In fact, Hedges quotes (sympathetically) the late philosopher Karl Popper, who once wrote that we can “therefore claim, in the name of tolerance, the right not to be tolerant of the intolerant” (p. 1).
The inconsistency is so glaring to us. Hedges’ self-proclaimed open-mindedness and tolerance absolutely falls apart when he attempts to rationalize his (clearly obvious) hypocrisy.…
He also does not appear to understand that while he howls at Christians’ attempts to impose their views on society, Hedges wants to see that it’s his views that should be imposed.

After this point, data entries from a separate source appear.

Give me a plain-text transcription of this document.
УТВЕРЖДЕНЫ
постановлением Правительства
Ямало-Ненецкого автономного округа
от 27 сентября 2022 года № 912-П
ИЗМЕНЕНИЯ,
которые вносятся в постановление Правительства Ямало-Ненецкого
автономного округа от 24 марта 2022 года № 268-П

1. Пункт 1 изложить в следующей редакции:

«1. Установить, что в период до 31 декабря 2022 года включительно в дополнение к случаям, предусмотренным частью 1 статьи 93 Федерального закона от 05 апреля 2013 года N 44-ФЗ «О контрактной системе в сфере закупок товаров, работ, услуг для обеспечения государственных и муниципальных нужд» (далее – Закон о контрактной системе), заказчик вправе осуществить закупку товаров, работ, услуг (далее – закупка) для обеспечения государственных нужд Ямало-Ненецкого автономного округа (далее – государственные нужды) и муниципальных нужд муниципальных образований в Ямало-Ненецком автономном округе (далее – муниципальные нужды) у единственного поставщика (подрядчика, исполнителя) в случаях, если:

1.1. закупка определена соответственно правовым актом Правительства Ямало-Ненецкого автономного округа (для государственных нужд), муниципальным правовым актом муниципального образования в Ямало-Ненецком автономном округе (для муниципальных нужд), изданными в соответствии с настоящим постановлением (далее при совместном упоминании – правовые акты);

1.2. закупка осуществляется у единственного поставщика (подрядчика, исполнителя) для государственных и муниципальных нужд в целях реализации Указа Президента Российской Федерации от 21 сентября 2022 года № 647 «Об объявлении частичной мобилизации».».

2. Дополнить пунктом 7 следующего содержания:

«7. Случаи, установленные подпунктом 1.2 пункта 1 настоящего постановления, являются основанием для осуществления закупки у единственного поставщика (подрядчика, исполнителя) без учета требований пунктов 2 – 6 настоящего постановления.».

Now, it may be that Hedges’ viewpoint is on the extreme-side: some of the quote that I’ve elided with an ellipsis includes the claim that Hedges has “publicly chastised liberal humanists who believe in inclusiveness and who express any willingness to dialogue with evangelicals,” which, if true, would be a rather extreme viewpoint.
However, I’m simply amazed that someone could find “intolerance of intolerance” to be hypocritical; there’s no such thing as “absolute” tolerance. If one were tolerant of intolerance, that one would in a very real way be passively approving the intolerance, and therefore not a true tolerance at all.
Moreover, it’s abundantly clear that even the most tolerant of people cannot tolerate every viewpoint: it would be insanity to call it hypocrisy for one to simultaneously claim tolerance and yet at the same time refuse to tolerate child molestation.
How unfortunate that they choose to attack Karl Popper’s conclusion, without bothering to even mention his very reasonable supporting arguments, in apparent violation of the popular evangelical exhortation, that in Biblical studies, “whenever we see the word ‘therefore,’ we should check to see what it is there for.”